-
Virgile Prevosto authoredVirgile Prevosto authored
AST Description Language
This file gives a brief overview of the common AST description language that is used to generates bindings for the various target languages.
Syntax
The syntax is roughly inspired from OCaml. Here is the BNF:
- ident is an identifier ([a-zA-Z_][a-zA-Z_0-9]*)
- string a string litteral (surrounded by double quotes “)
- cst-int is an integer [0-9]+
file ::= entry | entry file entry ::= “type” ident = defn “;;” defn ::= sum-cons-list | record [“pretty” “:” pretty-directive] sum-cons-list ::= sum-cons | sum-cons sum-cons-list record ::= “{” ne-arg-list “}” sum-cons ::= “|” ident “{” arg-list “}” [“pretty” “:” pretty-directive] arg-list ::= | ne-arg-list ne-arg-list ::= arg arg-list arg ::= ident “:” typ “;” typ ::= ident | typ “option” | typ “list” pretty-directive ::= string pretty-args pretty-args ::= empty | ident pretty-args | cst-int pretty-args
- A file describes a list of types, which can be either a sum (union) or a
record. Arguments of the constructors of a sum type are named.
- types can be either other types defined in the file (they are mutually
recursive) or the following predefined types:
- int
- int64
- bool
- string
- location (of the form (file1,line1,char1,file2,line2,char2))

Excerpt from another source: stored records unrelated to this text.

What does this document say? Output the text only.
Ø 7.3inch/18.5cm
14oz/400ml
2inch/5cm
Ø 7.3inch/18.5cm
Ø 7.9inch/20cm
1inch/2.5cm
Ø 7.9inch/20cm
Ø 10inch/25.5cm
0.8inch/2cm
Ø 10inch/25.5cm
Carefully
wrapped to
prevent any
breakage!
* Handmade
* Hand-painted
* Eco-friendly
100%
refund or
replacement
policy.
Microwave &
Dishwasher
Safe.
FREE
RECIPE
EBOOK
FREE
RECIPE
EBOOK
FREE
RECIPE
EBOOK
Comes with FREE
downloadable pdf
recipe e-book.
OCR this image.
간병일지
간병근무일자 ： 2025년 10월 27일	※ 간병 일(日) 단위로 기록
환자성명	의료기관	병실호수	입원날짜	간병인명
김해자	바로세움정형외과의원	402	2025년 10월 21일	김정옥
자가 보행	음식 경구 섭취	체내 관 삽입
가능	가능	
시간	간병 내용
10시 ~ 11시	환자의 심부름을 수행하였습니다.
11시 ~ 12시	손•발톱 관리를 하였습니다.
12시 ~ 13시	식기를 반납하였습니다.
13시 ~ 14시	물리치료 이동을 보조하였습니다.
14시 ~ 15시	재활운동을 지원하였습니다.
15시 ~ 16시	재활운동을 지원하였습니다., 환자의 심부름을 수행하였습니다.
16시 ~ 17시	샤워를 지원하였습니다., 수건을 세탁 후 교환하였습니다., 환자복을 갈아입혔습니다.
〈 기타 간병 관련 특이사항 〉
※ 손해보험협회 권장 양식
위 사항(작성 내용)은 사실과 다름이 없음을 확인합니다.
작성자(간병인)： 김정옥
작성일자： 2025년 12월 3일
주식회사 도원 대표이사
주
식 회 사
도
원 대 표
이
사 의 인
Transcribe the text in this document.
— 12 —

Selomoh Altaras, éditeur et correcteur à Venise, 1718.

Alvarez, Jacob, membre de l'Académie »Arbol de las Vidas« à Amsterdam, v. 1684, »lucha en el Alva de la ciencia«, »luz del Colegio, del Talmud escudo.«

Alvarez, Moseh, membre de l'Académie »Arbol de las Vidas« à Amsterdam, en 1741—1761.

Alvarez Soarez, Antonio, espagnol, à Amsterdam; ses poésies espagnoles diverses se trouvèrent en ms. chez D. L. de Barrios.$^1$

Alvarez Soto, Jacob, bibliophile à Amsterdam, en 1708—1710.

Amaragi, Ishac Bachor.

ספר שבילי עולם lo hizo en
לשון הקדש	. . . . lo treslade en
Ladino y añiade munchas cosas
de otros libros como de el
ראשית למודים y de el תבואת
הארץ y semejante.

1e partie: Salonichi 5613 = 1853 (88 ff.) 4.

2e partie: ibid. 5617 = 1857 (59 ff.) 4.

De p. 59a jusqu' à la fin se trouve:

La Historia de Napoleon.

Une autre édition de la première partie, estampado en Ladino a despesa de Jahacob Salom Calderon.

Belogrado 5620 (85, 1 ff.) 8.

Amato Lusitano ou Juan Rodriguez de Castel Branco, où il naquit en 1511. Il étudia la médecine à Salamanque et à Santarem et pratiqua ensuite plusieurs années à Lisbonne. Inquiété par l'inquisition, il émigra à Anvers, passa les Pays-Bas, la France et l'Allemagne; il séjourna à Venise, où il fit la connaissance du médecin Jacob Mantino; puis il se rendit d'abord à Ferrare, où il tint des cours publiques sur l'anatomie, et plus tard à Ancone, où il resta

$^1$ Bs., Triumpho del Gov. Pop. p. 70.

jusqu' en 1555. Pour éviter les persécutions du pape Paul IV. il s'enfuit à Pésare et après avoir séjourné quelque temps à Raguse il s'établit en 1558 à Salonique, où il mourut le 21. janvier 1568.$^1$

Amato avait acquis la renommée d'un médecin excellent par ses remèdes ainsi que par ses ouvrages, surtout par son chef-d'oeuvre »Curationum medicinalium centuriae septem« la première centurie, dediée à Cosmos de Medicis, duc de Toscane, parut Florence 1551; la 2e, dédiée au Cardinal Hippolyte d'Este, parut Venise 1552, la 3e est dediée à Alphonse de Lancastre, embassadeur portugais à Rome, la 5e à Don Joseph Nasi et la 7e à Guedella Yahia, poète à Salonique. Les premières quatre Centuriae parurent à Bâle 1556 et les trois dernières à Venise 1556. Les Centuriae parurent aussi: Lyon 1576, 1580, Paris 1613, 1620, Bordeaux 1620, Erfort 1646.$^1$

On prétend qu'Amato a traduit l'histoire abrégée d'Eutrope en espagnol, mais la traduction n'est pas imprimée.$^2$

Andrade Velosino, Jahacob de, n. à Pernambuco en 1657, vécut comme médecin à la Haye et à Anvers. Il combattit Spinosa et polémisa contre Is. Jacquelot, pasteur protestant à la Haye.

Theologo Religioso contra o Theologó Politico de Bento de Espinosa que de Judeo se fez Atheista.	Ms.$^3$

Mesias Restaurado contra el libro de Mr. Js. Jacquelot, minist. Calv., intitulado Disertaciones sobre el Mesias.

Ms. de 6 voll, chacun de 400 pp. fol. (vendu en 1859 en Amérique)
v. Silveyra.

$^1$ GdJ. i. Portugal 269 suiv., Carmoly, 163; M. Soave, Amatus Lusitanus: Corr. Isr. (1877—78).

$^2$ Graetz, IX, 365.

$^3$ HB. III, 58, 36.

- typ option indicates that 0 or 1 element of typ may be present
- typ list indicates that any number of elements may be present
- The pretty clause (currently not supported) is supposed to be used
to generate a pretty printer. The string is in fact an OCaml format directive, that explains how the elements of the given constructor or product should be pretty printed. The pretty-args can be either the names of the elements or their order of appearance (for a product). A %a directive in the format string must correspond to two arguments: the pretty-printing function (defaults to “pretty” for using the generated function corresponding to the type of the element) and the element’s name.
Example of an AST file
type foo =
| Cons { field1: typ; }
pretty: "%a" pretty field1
| Cons2 { }
pretty: "Foo";;
type prod = { field: bla; id: int } pretty: "%a * %d" pretty 1 2 ;;
tree intermediate format
In order to communicate ASTs between various languages, the following format for trees is used:
- each line contains a node’s value after an even number of spaces. The value
can be:
- the name of a constructor for union types
- “tuple” for a product
- “loc” for a location
- a string constant for a string
- an integer constant for an integer
- “true” or “false” for a boolean
- “Cons” for a non-empty list
- “nil” for an empty list or an empty opt [1]
- children of a node come immediatly after their parent and contain two more spaces of indentation
Supported back-end languages
gen_ast can export these declarations to the following languages. For each of them, the list of exported constructions is given
OCaml
data types
- one OCaml type per definition (sum or record)
parser from tree
generated files
- ast_name.mli and ast_name_parser.ml given an ast_name.ast description
C
data types
- struct for records
- discriminated unions for sum types, i.e. a struct with
- one enumerated field for discriminating the constructor
- one union field corresponding to the possible cases
- option means a possibly NULL pointer
- list have a predefined type of their own.
- as an optimization, a sum type with only constant constructors is translated as an enumeration only.
constructor helpers
- each constructor gives rise to a function building an appropriate value
destructors
- each type comes with its free_type destructor
printer to tree
- one function per type.
generated files
- ast_name.h (types and prototypes) and ast_name.c (implementation)
Compilation
- gen_ast.ml, as well as the generated OCaml files, rely on stream parsing,
which is only available through camlp4o: just add -pp camlp4o on your OCaml command line.
Notes
[1] This precludes using foo opt opt or foo list opt, as we cannot distinguish between an empty option or a option containing the empty (option/list)